1 files changed, 60 insertions, 0 deletions
diff --git a/kafka/grobid_kafka_notes.txt b/kafka/grobid_kafka_notes.txt
new file mode 100644
index 0000000..a1f7380
--- /dev/null
+++ b/kafka/grobid_kafka_notes.txt
@@ -0,0 +1,60 @@
+
+Will want to be able to scale to 100-200+ fully-utilized cores running GROBID;
+how best to achieve this? will need *many* workers going concurrent HTTP GETs,
+POSTs, and Kafka publishes.
+
+I'm pretty confident we can relax "at least once"/"at most once" constraints in
+this case: infrequent re-processing and missing a tiny fraction of processed
+works should be acceptable, because we will have higher-level checks (eg, the
+'ungrobided' HBase filter/dump).
+
+For the 'ungrobided' topic, use a reasonably large number of partitions, say
+50. This sets max number of worker *processes*, and may be enough for initial
+single-host worker.
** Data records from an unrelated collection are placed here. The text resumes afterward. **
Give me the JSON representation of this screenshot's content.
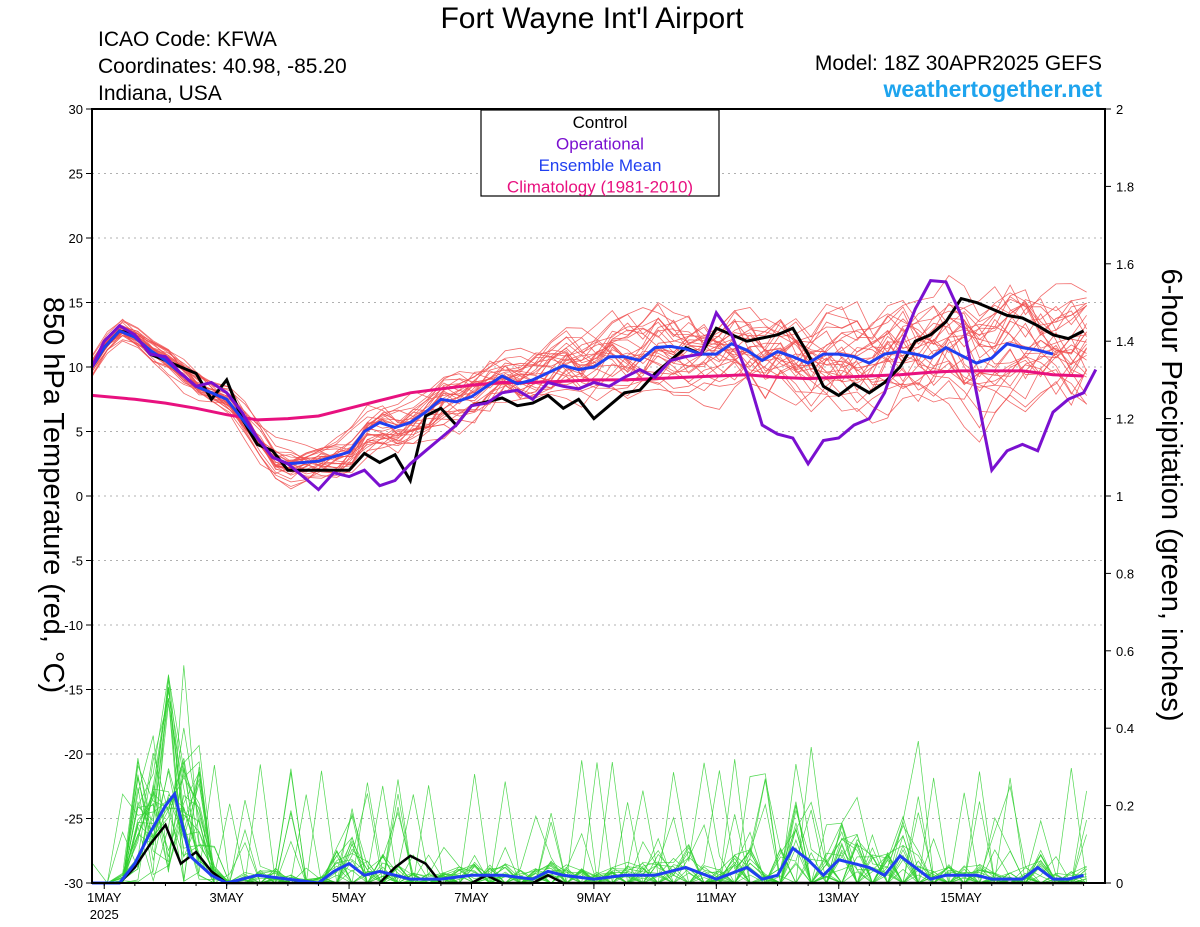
{
  "header": {
    "title": "Fort Wayne Int'l Airport",
    "icao": "ICAO Code: KFWA",
    "coords": "Coordinates: 40.98, -85.20",
    "region": "Indiana, USA",
    "model": "Model: 18Z 30APR2025 GEFS",
    "brand": "weathertogether.net"
  },
  "colors": {
    "control": "#000000",
    "operational": "#7a10d0",
    "ensemble_mean": "#1f3ff0",
    "climatology": "#e8117f",
    "members_temp": "#f05050",
    "members_precip": "#30d030"
  },
  "chart_data": {
    "type": "line",
    "title": "Fort Wayne Int'l Airport",
    "ylabel_left": "850 hPa Temperature (red, °C)",
    "ylabel_right": "6-hour Precipitation (green, inches)",
    "x_unit": "days since 1 May 2025 00Z",
    "xlim": [
      -0.2,
      16.35
    ],
    "ylim_left": [
      -30,
      30
    ],
    "ylim_right": [
      0,
      2
    ],
    "yticks_left": [
      30,
      25,
      20,
      15,
      10,
      5,
      0,
      -5,
      -10,
      -15,
      -20,
      -25,
      -30
    ],
    "yticks_right": [
      2,
      1.8,
      1.6,
      1.4,
      1.2,
      1,
      0.8,
      0.6,
      0.4,
      0.2,
      0
    ],
    "yticks_right_labels": [
      "2",
      "1.8",
      "1.6",
      "1.4",
      "1.2",
      "1",
      "0.8",
      "0.6",
      "0.4",
      "0.2",
      "0"
    ],
    "xticks": [
      {
        "x": 0,
        "label": "1MAY",
        "sub": "2025"
      },
      {
        "x": 2,
        "label": "3MAY"
      },
      {
        "x": 4,
        "label": "5MAY"
      },
      {
        "x": 6,
        "label": "7MAY"
      },
      {
        "x": 8,
        "label": "9MAY"
      },
      {
        "x": 10,
        "label": "11MAY"
      },
      {
        "x": 12,
        "label": "13MAY"
      },
      {
        "x": 14,
        "label": "15MAY"
      }
    ],
    "grid": "dotted horizontal",
    "legend_position": "top-center",
    "legend": [
      "Control",
      "Operational",
      "Ensemble Mean",
      "Climatology (1981-2010)"
    ],
    "temperature": {
      "control": [
        [
          -0.2,
          10
        ],
        [
          0,
          11.5
        ],
        [
          0.25,
          12.8
        ],
        [
          0.5,
          12.5
        ],
        [
          0.75,
          11
        ],
        [
          1,
          10.5
        ],
        [
          1.25,
          10
        ],
        [
          1.5,
          9.5
        ],
        [
          1.75,
          7.5
        ],
        [
          2,
          9
        ],
        [
          2.25,
          6
        ],
        [
          2.5,
          4
        ],
        [
          2.75,
          3.5
        ],
        [
          3,
          2
        ],
        [
          3.5,
          2
        ],
        [
          4,
          2
        ],
        [
          4.25,
          3.3
        ],
        [
          4.5,
          2.6
        ],
        [
          4.75,
          3.2
        ],
        [
          5,
          1.2
        ],
        [
          5.25,
          6.2
        ],
        [
          5.5,
          6.8
        ],
        [
          5.75,
          5.5
        ],
        [
          6,
          7
        ],
        [
          6.5,
          7.6
        ],
        [
          6.75,
          7
        ],
        [
          7,
          7.2
        ],
        [
          7.25,
          7.8
        ],
        [
          7.5,
          6.8
        ],
        [
          7.75,
          7.5
        ],
        [
          8,
          6
        ],
        [
          8.25,
          7
        ],
        [
          8.5,
          8
        ],
        [
          8.75,
          8.2
        ],
        [
          9,
          9.5
        ],
        [
          9.25,
          10.5
        ],
        [
          9.5,
          11.5
        ],
        [
          9.75,
          11
        ],
        [
          10,
          13
        ],
        [
          10.5,
          12
        ],
        [
          11,
          12.5
        ],
        [
          11.25,
          13
        ],
        [
          11.5,
          11
        ],
        [
          11.75,
          8.5
        ],
        [
          12,
          7.8
        ],
        [
          12.25,
          8.7
        ],
        [
          12.5,
          8
        ],
        [
          12.75,
          8.8
        ],
        [
          13,
          10
        ],
        [
          13.25,
          12
        ],
        [
          13.5,
          12.5
        ],
        [
          13.75,
          13.5
        ],
        [
          14,
          15.3
        ],
        [
          14.25,
          15
        ],
        [
          14.5,
          14.5
        ],
        [
          14.75,
          14
        ],
        [
          15,
          13.8
        ],
        [
          15.25,
          13.2
        ],
        [
          15.5,
          12.5
        ],
        [
          15.75,
          12.2
        ],
        [
          16,
          12.8
        ]
      ],
      "operational": [
        [
          -0.2,
          10
        ],
        [
          0,
          12
        ],
        [
          0.25,
          13.2
        ],
        [
          0.5,
          12.5
        ],
        [
          0.75,
          11
        ],
        [
          1,
          10.8
        ],
        [
          1.25,
          9.5
        ],
        [
          1.5,
          8.5
        ],
        [
          1.75,
          8.8
        ],
        [
          2,
          8
        ],
        [
          2.25,
          6.5
        ],
        [
          2.5,
          4.5
        ],
        [
          2.75,
          3
        ],
        [
          3,
          2.5
        ],
        [
          3.25,
          1.5
        ],
        [
          3.5,
          0.5
        ],
        [
          3.75,
          1.8
        ],
        [
          4,
          1.5
        ],
        [
          4.25,
          2
        ],
        [
          4.5,
          0.8
        ],
        [
          4.75,
          1.2
        ],
        [
          5,
          2.5
        ],
        [
          5.25,
          3.5
        ],
        [
          5.5,
          4.5
        ],
        [
          5.75,
          5.5
        ],
        [
          6,
          7
        ],
        [
          6.25,
          7.2
        ],
        [
          6.5,
          8
        ],
        [
          6.75,
          8.2
        ],
        [
          7,
          7.5
        ],
        [
          7.25,
          8.8
        ],
        [
          7.5,
          8.5
        ],
        [
          7.75,
          8.3
        ],
        [
          8,
          8.8
        ],
        [
          8.25,
          8.5
        ],
        [
          8.5,
          9.2
        ],
        [
          8.75,
          9.8
        ],
        [
          9,
          9.2
        ],
        [
          9.25,
          10.5
        ],
        [
          9.5,
          10.8
        ],
        [
          9.75,
          11
        ],
        [
          10,
          14.2
        ],
        [
          10.25,
          12.5
        ],
        [
          10.5,
          9.5
        ],
        [
          10.75,
          5.5
        ],
        [
          11,
          4.8
        ],
        [
          11.25,
          4.5
        ],
        [
          11.5,
          2.5
        ],
        [
          11.75,
          4.3
        ],
        [
          12,
          4.5
        ],
        [
          12.25,
          5.5
        ],
        [
          12.5,
          6
        ],
        [
          12.75,
          8
        ],
        [
          13,
          11.5
        ],
        [
          13.25,
          14.5
        ],
        [
          13.5,
          16.7
        ],
        [
          13.75,
          16.6
        ],
        [
          14,
          14
        ],
        [
          14.25,
          8
        ],
        [
          14.5,
          2
        ],
        [
          14.75,
          3.5
        ],
        [
          15,
          4
        ],
        [
          15.25,
          3.5
        ],
        [
          15.5,
          6.5
        ],
        [
          15.75,
          7.5
        ],
        [
          16,
          8
        ],
        [
          16.2,
          9.8
        ]
      ],
      "ensemble_mean": [
        [
          -0.2,
          10
        ],
        [
          0,
          11.5
        ],
        [
          0.25,
          12.8
        ],
        [
          0.5,
          12.3
        ],
        [
          0.75,
          11.3
        ],
        [
          1,
          10.5
        ],
        [
          1.25,
          9.5
        ],
        [
          1.5,
          8.5
        ],
        [
          1.75,
          8
        ],
        [
          2,
          7.5
        ],
        [
          2.25,
          6
        ],
        [
          2.5,
          4.5
        ],
        [
          2.75,
          3
        ],
        [
          3,
          2.5
        ],
        [
          3.5,
          2.7
        ],
        [
          4,
          3.4
        ],
        [
          4.25,
          5
        ],
        [
          4.5,
          5.7
        ],
        [
          4.75,
          5.3
        ],
        [
          5,
          5.7
        ],
        [
          5.25,
          6.5
        ],
        [
          5.5,
          7.5
        ],
        [
          5.75,
          7.3
        ],
        [
          6,
          7.7
        ],
        [
          6.25,
          8.5
        ],
        [
          6.5,
          9.3
        ],
        [
          6.75,
          8.7
        ],
        [
          7,
          9
        ],
        [
          7.5,
          10.1
        ],
        [
          7.75,
          9.8
        ],
        [
          8,
          10
        ],
        [
          8.25,
          10.8
        ],
        [
          8.5,
          10.8
        ],
        [
          8.75,
          10.5
        ],
        [
          9,
          11.5
        ],
        [
          9.25,
          11.6
        ],
        [
          9.5,
          11.4
        ],
        [
          9.75,
          11
        ],
        [
          10,
          11
        ],
        [
          10.25,
          11.8
        ],
        [
          10.5,
          11.3
        ],
        [
          10.75,
          10.5
        ],
        [
          11,
          11.2
        ],
        [
          11.25,
          10.8
        ],
        [
          11.5,
          10.3
        ],
        [
          11.75,
          11
        ],
        [
          12,
          11
        ],
        [
          12.25,
          10.8
        ],
        [
          12.5,
          10.3
        ],
        [
          12.75,
          11
        ],
        [
          13,
          11.2
        ],
        [
          13.25,
          11
        ],
        [
          13.5,
          10.7
        ],
        [
          13.75,
          11.5
        ],
        [
          14,
          10.9
        ],
        [
          14.25,
          10.3
        ],
        [
          14.5,
          10.7
        ],
        [
          14.75,
          11.8
        ],
        [
          15,
          11.5
        ],
        [
          15.25,
          11.3
        ],
        [
          15.5,
          11
        ]
      ],
      "climatology": [
        [
          -0.2,
          7.8
        ],
        [
          0.5,
          7.5
        ],
        [
          1,
          7.2
        ],
        [
          1.5,
          6.8
        ],
        [
          2,
          6.3
        ],
        [
          2.5,
          5.9
        ],
        [
          3,
          6
        ],
        [
          3.5,
          6.2
        ],
        [
          4,
          6.8
        ],
        [
          4.5,
          7.4
        ],
        [
          5,
          8
        ],
        [
          5.5,
          8.3
        ],
        [
          6,
          8.6
        ],
        [
          6.5,
          8.8
        ],
        [
          7,
          8.8
        ],
        [
          7.5,
          8.9
        ],
        [
          8,
          9
        ],
        [
          8.5,
          9
        ],
        [
          9,
          9.1
        ],
        [
          9.5,
          9.2
        ],
        [
          10,
          9.3
        ],
        [
          10.5,
          9.4
        ],
        [
          11,
          9.2
        ],
        [
          11.5,
          9.1
        ],
        [
          12,
          9.2
        ],
        [
          12.5,
          9.3
        ],
        [
          13,
          9.4
        ],
        [
          13.5,
          9.6
        ],
        [
          14,
          9.7
        ],
        [
          14.5,
          9.7
        ],
        [
          15,
          9.7
        ],
        [
          15.5,
          9.4
        ],
        [
          16,
          9.3
        ]
      ]
    },
    "precipitation": {
      "control": [
        [
          -0.2,
          0
        ],
        [
          0.25,
          0
        ],
        [
          0.5,
          0.04
        ],
        [
          0.75,
          0.1
        ],
        [
          1,
          0.15
        ],
        [
          1.25,
          0.05
        ],
        [
          1.5,
          0.08
        ],
        [
          1.75,
          0.03
        ],
        [
          2,
          0.0
        ],
        [
          3,
          0
        ],
        [
          4.5,
          0
        ],
        [
          4.75,
          0.04
        ],
        [
          5,
          0.07
        ],
        [
          5.25,
          0.05
        ],
        [
          5.5,
          0
        ],
        [
          6,
          0
        ],
        [
          6.25,
          0.02
        ],
        [
          6.5,
          0
        ],
        [
          7,
          0
        ],
        [
          7.25,
          0.02
        ],
        [
          7.5,
          0
        ],
        [
          15.5,
          0
        ],
        [
          16,
          0
        ]
      ],
      "ensemble_mean": [
        [
          -0.2,
          0
        ],
        [
          0.25,
          0
        ],
        [
          0.5,
          0.05
        ],
        [
          0.75,
          0.13
        ],
        [
          1,
          0.2
        ],
        [
          1.15,
          0.23
        ],
        [
          1.4,
          0.07
        ],
        [
          1.75,
          0.02
        ],
        [
          2,
          0
        ],
        [
          2.5,
          0.02
        ],
        [
          3,
          0.01
        ],
        [
          3.5,
          0.0
        ],
        [
          3.75,
          0.03
        ],
        [
          4,
          0.05
        ],
        [
          4.25,
          0.02
        ],
        [
          4.5,
          0.03
        ],
        [
          5,
          0.01
        ],
        [
          5.5,
          0.01
        ],
        [
          6,
          0.02
        ],
        [
          6.5,
          0.02
        ],
        [
          7,
          0.01
        ],
        [
          7.25,
          0.03
        ],
        [
          7.5,
          0.02
        ],
        [
          8,
          0.01
        ],
        [
          8.5,
          0.02
        ],
        [
          9,
          0.02
        ],
        [
          9.5,
          0.04
        ],
        [
          10,
          0.01
        ],
        [
          10.5,
          0.04
        ],
        [
          10.75,
          0.01
        ],
        [
          11,
          0.02
        ],
        [
          11.25,
          0.09
        ],
        [
          11.5,
          0.06
        ],
        [
          11.75,
          0.02
        ],
        [
          12,
          0.06
        ],
        [
          12.25,
          0.05
        ],
        [
          12.5,
          0.04
        ],
        [
          12.75,
          0.02
        ],
        [
          13,
          0.07
        ],
        [
          13.25,
          0.04
        ],
        [
          13.5,
          0.01
        ],
        [
          13.75,
          0.02
        ],
        [
          14,
          0.02
        ],
        [
          14.25,
          0.02
        ],
        [
          14.5,
          0.01
        ],
        [
          15,
          0.01
        ],
        [
          15.25,
          0.04
        ],
        [
          15.5,
          0.01
        ],
        [
          15.75,
          0.01
        ],
        [
          16,
          0.02
        ]
      ]
    }
  }
}
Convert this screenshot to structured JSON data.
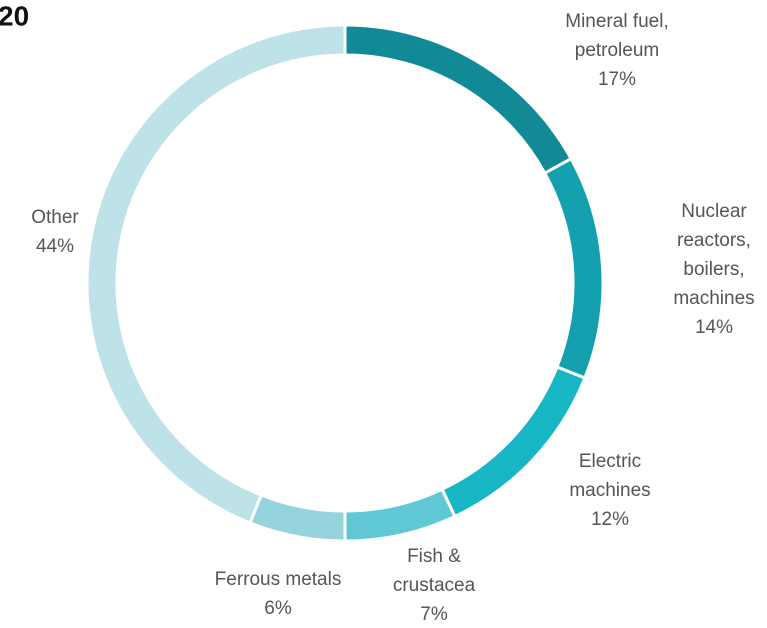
{
  "chart_data": {
    "type": "donut",
    "title": "20",
    "categories": [
      [
        "Mineral fuel,",
        "petroleum"
      ],
      [
        "Nuclear",
        "reactors,",
        "boilers,",
        "machines"
      ],
      [
        "Electric",
        "machines"
      ],
      [
        "Fish &",
        "crustacea"
      ],
      [
        "Ferrous metals"
      ],
      [
        "Other"
      ]
    ],
    "values": [
      17,
      14,
      12,
      7,
      6,
      44
    ],
    "value_labels": [
      "17%",
      "14%",
      "12%",
      "7%",
      "6%",
      "44%"
    ],
    "colors": [
      "#128a96",
      "#139fae",
      "#17b6c5",
      "#5fc8d4",
      "#96d4dd",
      "#bde2e8"
    ]
  }
}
We can have a python wrapper spawn many child processes
+using multiprocessing library, with completely independent kafka client
+connections in each.
+
+To get more concurrency, each consumer *process* creates a thread pool (or
+process pool?), and a Queue with fixed size. Consumes messages, pushes to
+Queue, workers threads pull and do the rest. golang sure would be nice for
+this...
+
+Need to ensure we have compression enabled, for the GROBID output in
+particular! Probably worth using "expensive" GZIP compression to get extra disk
+savings; latency shouldn't be a big deal here.
+
+## Commands
+
+Load up some example lines, without partition key:
+
+    head -n10 python/tests/files/example_ungrobided.tsv | kafkacat -P -b localhost:9092 -t sandcrawler-qa.ungrobided
+
+Load up some example lines, with partition key:
+
+    head -n10 python/tests/files/example_ungrobided.tsv | awk -F'\t' '{print $1 "\t" $0}' | kafkacat -K$'\t' -P -b localhost:9092 -t sandcrawler-qa.ungrobided
+
+Check ungrobided topic:
+
+    kafkacat -C -b localhost:9092 -t sandcrawler-qa.ungrobided
+
+Check grobid output:
+
+    kafkacat -C -b localhost:9092 -t sandcrawler-qa.grobid-output
+
+## Actual Production Commands
+
+    gohdfs get sandcrawler/output-prod/2018-11-30-2125.55-dumpungrobided/part-00000
+    mv part-00000 2018-11-30-2125.55-dumpungrobided.tsv
+    cat 2018-11-30-2125.55-dumpungrobided.tsv | kafkacat -P -b 127.0.0.1:9092 -t sandcrawler-prod.ungrobided
+
+## Performance
+
+On 2018-11-21, using grobid-vm (svc096) with 30 cores, and running with 50x
+kafka-grobid-worker processes (using systemd parallelization), achieved:
+
+- 2044 PDFs extracted in 197 seconds, or about 10/second
+- that's about 28 hours to process 1 million PDFs
+
+I think this is about all the single machine can handle. To get more throughput
+with multiple machines, might need to tweak worker to use a worker thread-pool
+or some other concurrent pattern (async?).